Similar subjectivity considerations also apply to many of the other red and amber flags, or which require significant new diligence processes and checks to reach a sensible conclusion. It seems that for now, trustees are best placed to mitigate the risk of members challenging their decisions by having in place transparent and (as objective as possible) assessment criteria which take into account, as far as they are able, the latest regulatory and industry guidance.
Not so red flags?
Another area in which we have seen various queries relates to the red flag of providing members with “incentives” to transfer. The term “incentive” is deliberately not exhaustively defined in the legislation, and so, other than employer-sponsored transfer incentives, which are expressly carved out from the definition, there seems little upside in trustees adopting anything other than a more cautious interpretation. We have even seen legitimate pension providers in the market fall foul of this red flag as a result (having offered a small new joiner bonus).
Speed bumps
The new regime has also had the effect of condensing additional processes into already tight statutory timeframes. This makes timescales even more challenging, given the potential need for the member to seek IFA advice as well as book and receive MoneyHelper guidance. Having to take these additional steps within the same six-month timeframe makes it all the more crucial for trustees to communicate deadlines and requirements early on and make sure they action requests quickly.

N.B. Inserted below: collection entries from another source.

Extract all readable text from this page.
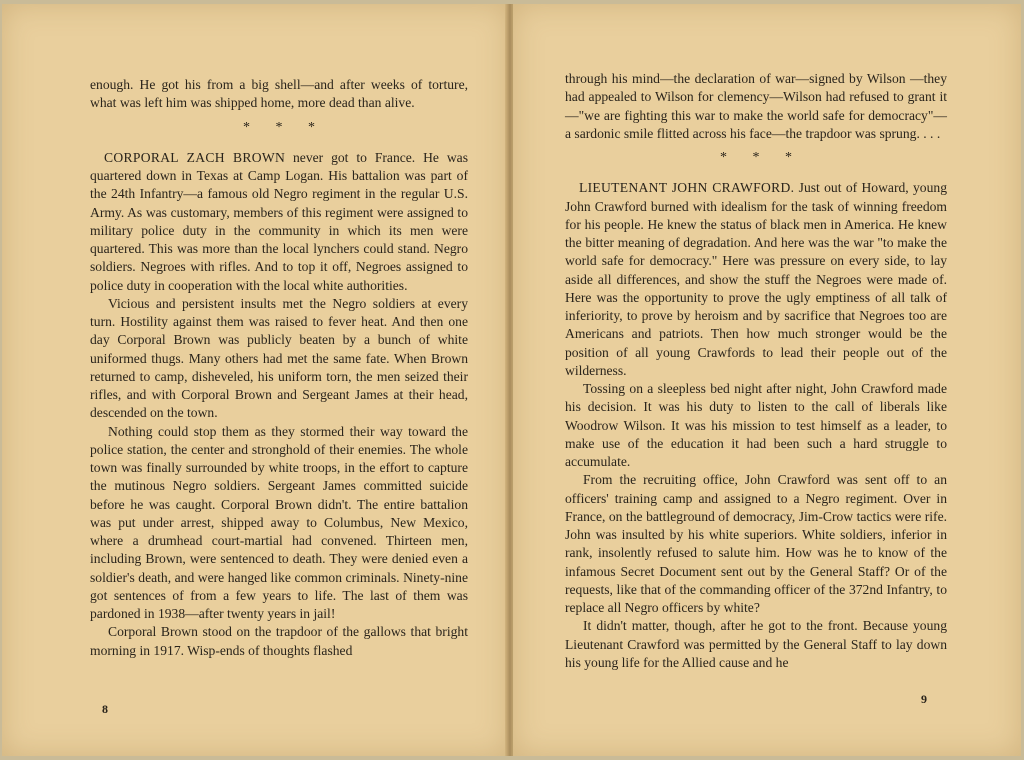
enough. He got his from a big shell—and after weeks of torture, what was left him was shipped home, more dead than alive.

* * *

CORPORAL ZACH BROWN never got to France. He was quartered down in Texas at Camp Logan. His battalion was part of the 24th Infantry—a famous old Negro regiment in the regular U.S. Army. As was customary, members of this regiment were assigned to military police duty in the community in which its men were quartered. This was more than the local lynchers could stand. Negro soldiers. Negroes with rifles. And to top it off, Negroes assigned to police duty in cooperation with the local white authorities.

Vicious and persistent insults met the Negro soldiers at every turn. Hostility against them was raised to fever heat. And then one day Corporal Brown was publicly beaten by a bunch of white uniformed thugs. Many others had met the same fate. When Brown returned to camp, disheveled, his uniform torn, the men seized their rifles, and with Corporal Brown and Sergeant James at their head, descended on the town.

Nothing could stop them as they stormed their way toward the police station, the center and stronghold of their enemies. The whole town was finally surrounded by white troops, in the effort to capture the mutinous Negro soldiers. Sergeant James committed suicide before he was caught. Corporal Brown didn't. The entire battalion was put under arrest, shipped away to Columbus, New Mexico, where a drumhead court-martial had convened. Thirteen men, including Brown, were sentenced to death. They were denied even a soldier's death, and were hanged like common criminals. Ninety-nine got sentences of from a few years to life. The last of them was pardoned in 1938—after twenty years in jail!

Corporal Brown stood on the trapdoor of the gallows that bright morning in 1917. Wisp-ends of thoughts flashed

8

through his mind—the declaration of war—signed by Wilson —they had appealed to Wilson for clemency—Wilson had refused to grant it—"we are fighting this war to make the world safe for democracy"—a sardonic smile flitted across his face—the trapdoor was sprung. . . .

* * *

LIEUTENANT JOHN CRAWFORD. Just out of Howard, young John Crawford burned with idealism for the task of winning freedom for his people. He knew the status of black men in America. He knew the bitter meaning of degradation. And here was the war "to make the world safe for democracy." Here was pressure on every side, to lay aside all differences, and show the stuff the Negroes were made of. Here was the opportunity to prove the ugly emptiness of all talk of inferiority, to prove by heroism and by sacrifice that Negroes too are Americans and patriots. Then how much stronger would be the position of all young Crawfords to lead their people out of the wilderness.

Tossing on a sleepless bed night after night, John Crawford made his decision. It was his duty to listen to the call of liberals like Woodrow Wilson. It was his mission to test himself as a leader, to make use of the education it had been such a hard struggle to accumulate.

From the recruiting office, John Crawford was sent off to an officers' training camp and assigned to a Negro regiment. Over in France, on the battleground of democracy, Jim-Crow tactics were rife. John was insulted by his white superiors. White soldiers, inferior in rank, insolently refused to salute him. How was he to know of the infamous Secret Document sent out by the General Staff? Or of the requests, like that of the commanding officer of the 372nd Infantry, to replace all Negro officers by white?

It didn't matter, though, after he got to the front. Because young Lieutenant Crawford was permitted by the General Staff to lay down his young life for the Allied cause and he

9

Clearly, the more steps trustees have to carry out, the greater the risk of a member being able to pin at least some of the blame on trustees for delays. Where the deadline is missed due to outstanding checks and it’s not clear if the trustees are partly to blame for delays, trustees might wish to consider discretionary extensions to the transfer deadline.
Spaghetti junction
From the key policy goal perspective of preventing fraud, the new red and amber flags have undoubtedly created additional hurdles for members wishing to transfer out. Based on the additional inconvenience alone, this may well end up reducing transfers and, by extension, instances of fraud.

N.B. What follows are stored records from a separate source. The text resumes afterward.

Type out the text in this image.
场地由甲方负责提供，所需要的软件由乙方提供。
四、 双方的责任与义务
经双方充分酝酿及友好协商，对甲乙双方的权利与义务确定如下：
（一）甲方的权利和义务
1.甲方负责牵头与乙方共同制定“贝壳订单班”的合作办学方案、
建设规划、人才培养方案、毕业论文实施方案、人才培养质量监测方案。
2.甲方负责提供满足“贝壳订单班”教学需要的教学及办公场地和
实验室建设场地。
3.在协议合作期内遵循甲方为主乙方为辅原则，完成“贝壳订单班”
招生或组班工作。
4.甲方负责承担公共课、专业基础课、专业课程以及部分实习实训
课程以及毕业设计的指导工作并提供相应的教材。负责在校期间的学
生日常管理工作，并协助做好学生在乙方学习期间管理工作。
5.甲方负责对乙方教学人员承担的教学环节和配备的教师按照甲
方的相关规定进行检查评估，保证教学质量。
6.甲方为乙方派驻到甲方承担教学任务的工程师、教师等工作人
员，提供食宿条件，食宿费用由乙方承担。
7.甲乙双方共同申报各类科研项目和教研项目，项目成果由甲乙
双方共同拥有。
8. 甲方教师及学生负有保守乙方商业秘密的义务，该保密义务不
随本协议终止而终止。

However, the new regime has also transferred more of the risk of potential blame from policy-makers and authorities to trustees. Many trustees are reacting to this by taking a more cautious approach. Alternatively, they are being placed in the unenviable position of being expected to take frequent risk-based decisions (with the ultimate risk of being ordered by the Pensions Ombudsman to reinstate the member’s benefits if things go wrong). Either approach leaves trustees more exposed than they were before 30 November 2021.

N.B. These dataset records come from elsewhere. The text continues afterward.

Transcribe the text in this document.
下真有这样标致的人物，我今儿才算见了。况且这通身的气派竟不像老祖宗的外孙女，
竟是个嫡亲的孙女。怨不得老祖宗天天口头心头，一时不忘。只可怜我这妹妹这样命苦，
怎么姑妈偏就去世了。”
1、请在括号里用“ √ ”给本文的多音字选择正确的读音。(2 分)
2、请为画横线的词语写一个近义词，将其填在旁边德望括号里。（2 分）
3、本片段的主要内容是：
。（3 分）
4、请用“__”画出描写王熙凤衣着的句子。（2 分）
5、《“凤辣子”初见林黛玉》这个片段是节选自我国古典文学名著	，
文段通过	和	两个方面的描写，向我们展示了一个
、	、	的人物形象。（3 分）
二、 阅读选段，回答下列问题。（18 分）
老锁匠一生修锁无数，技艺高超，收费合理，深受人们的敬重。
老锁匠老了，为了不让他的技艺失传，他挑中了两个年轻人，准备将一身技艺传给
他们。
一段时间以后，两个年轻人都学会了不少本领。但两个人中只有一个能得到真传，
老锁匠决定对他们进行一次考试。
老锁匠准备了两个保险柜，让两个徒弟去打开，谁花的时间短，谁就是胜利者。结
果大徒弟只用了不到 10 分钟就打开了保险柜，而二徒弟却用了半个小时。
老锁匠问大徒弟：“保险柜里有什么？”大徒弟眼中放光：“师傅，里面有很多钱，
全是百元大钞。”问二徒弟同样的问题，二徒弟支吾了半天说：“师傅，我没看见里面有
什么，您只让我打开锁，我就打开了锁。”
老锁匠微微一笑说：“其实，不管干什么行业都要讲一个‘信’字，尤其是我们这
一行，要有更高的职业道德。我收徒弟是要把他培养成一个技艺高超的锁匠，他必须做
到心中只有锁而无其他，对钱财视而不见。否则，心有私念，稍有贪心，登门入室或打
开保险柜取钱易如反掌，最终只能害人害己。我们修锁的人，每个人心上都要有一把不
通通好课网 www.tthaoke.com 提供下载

The government has said that it will review the new regulations within 18 months of them coming into force. Clearly, any future changes will need to ensure that members’ interests are kept at the forefront. However, providing trustees with greater guidance and clarity need not conflict with this goal. In many cases, it would also avoid the unnecessary obstruction of low risk and ordinary course transfers and so be in all parties’ interests.